MRT burns a significant amount of calories in a short amount of time due to the compound movements and shorter rest periods. A program with squats, rows, and pushups set up in a non-competing superset or circuit fashion hits all your major muscle groups in no time. You not only burn calories while working out, but you also set your body up to burn calories well after the workout – as in up to 38 hours.
So let’s do the math:
Hundreds of calories burned during the workout + Even hundreds more of calories burned after the workout = New wardrobe and feeling dead sexy (too much?)
What are MFs?
Metabolic finishers (MFs) is a way to replace interval training and finish your main strength workout. They are designed to burn a ton of calories in a very short amount of time, pretty much making you feel spent. When done right, you will typically have nothing left in the tank once you complete them. That is why they are at the end of a workout. Some finishers take only a couple of minutes.
After one of Chris’s main workouts, he does the following circuit 3 times, and rests for 30 seconds between circuits:
1) DB Swings (20)
2) Incline Push-ups (15)
3) Total Body Extensions (15)
As you can see, by incorporating these moves at the end of his main workout, Chris improves his conditioning by working his cardiovascular system without the redundant cardio machines. He uses his own body and a dumbbell to elevate his metabolism, hitting many muscles in a short amount of time. This is a great metabolic finisher for his fitness level.
To make the above finisher more difficult and challenging, you can do this:
1) DB Swings (20)
2) Spiderman Push-ups (10 ea side)
3) Burpees (15)
By using a combination of metabolic resistance training and metabolic finishers, you do more in less time, creating an environment within your body that requires a substantial amount of calories to recover. Yay for science. Yay for fat burning. Yay for new clothes. Yay for the last sentence in this paragraph.
Chris has been using metabolic resistance training and finishers for a while now. He has been typically using superset or circuit fashion workouts lifting heavy early on in his programs (usually in the 8 rep range). But get this – when he knew he would be busy at work, he would still put in a fast metabolic resistance bodyweight circuit after work, even if he couldn’t complete his main workout. He would knock out the circuit in 15-20 minutes.
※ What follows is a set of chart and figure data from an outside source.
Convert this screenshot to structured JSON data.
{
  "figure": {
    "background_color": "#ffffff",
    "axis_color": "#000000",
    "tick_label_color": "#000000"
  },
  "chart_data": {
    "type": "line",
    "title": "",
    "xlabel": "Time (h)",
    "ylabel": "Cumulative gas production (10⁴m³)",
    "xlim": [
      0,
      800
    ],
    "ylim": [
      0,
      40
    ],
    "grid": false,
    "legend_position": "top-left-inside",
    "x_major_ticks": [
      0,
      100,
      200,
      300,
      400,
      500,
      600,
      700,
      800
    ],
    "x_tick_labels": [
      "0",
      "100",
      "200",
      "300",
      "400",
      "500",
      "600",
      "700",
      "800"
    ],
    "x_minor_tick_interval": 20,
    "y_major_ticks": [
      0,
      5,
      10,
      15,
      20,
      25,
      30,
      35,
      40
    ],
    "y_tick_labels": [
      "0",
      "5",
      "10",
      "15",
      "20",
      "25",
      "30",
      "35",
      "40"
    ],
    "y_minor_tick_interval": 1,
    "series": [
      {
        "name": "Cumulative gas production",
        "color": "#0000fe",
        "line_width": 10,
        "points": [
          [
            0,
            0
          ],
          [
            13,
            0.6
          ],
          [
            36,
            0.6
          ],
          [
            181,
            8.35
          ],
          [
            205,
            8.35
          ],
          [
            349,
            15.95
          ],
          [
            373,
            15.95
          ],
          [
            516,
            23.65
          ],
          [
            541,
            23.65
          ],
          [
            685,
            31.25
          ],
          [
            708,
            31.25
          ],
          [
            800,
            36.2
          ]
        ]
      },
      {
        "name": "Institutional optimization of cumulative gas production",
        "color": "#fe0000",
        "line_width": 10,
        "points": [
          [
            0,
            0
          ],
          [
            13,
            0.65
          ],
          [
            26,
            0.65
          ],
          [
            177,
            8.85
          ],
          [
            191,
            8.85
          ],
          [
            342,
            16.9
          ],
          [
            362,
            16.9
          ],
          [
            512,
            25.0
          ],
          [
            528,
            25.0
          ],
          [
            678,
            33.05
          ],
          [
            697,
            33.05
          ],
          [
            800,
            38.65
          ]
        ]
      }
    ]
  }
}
He had this “back-up” program set up of body squats, inverted rows, pushups and cross-body mountain climbers, followed by a 2-minute metabolic finisher for those busy days (he works in retail).
By staying consistent, that has allowed him to drop so much weight in a short amount of time. So yes, you can use your own bodyweight as a tool for metabolic resistance training.
Using metabolic resistance training and metabolic finishers are the latest tools for creating your own body transformation. A well-designed MRT and MF program can strip off fat in just 40 minutes a day, 3 days a week. You can do that.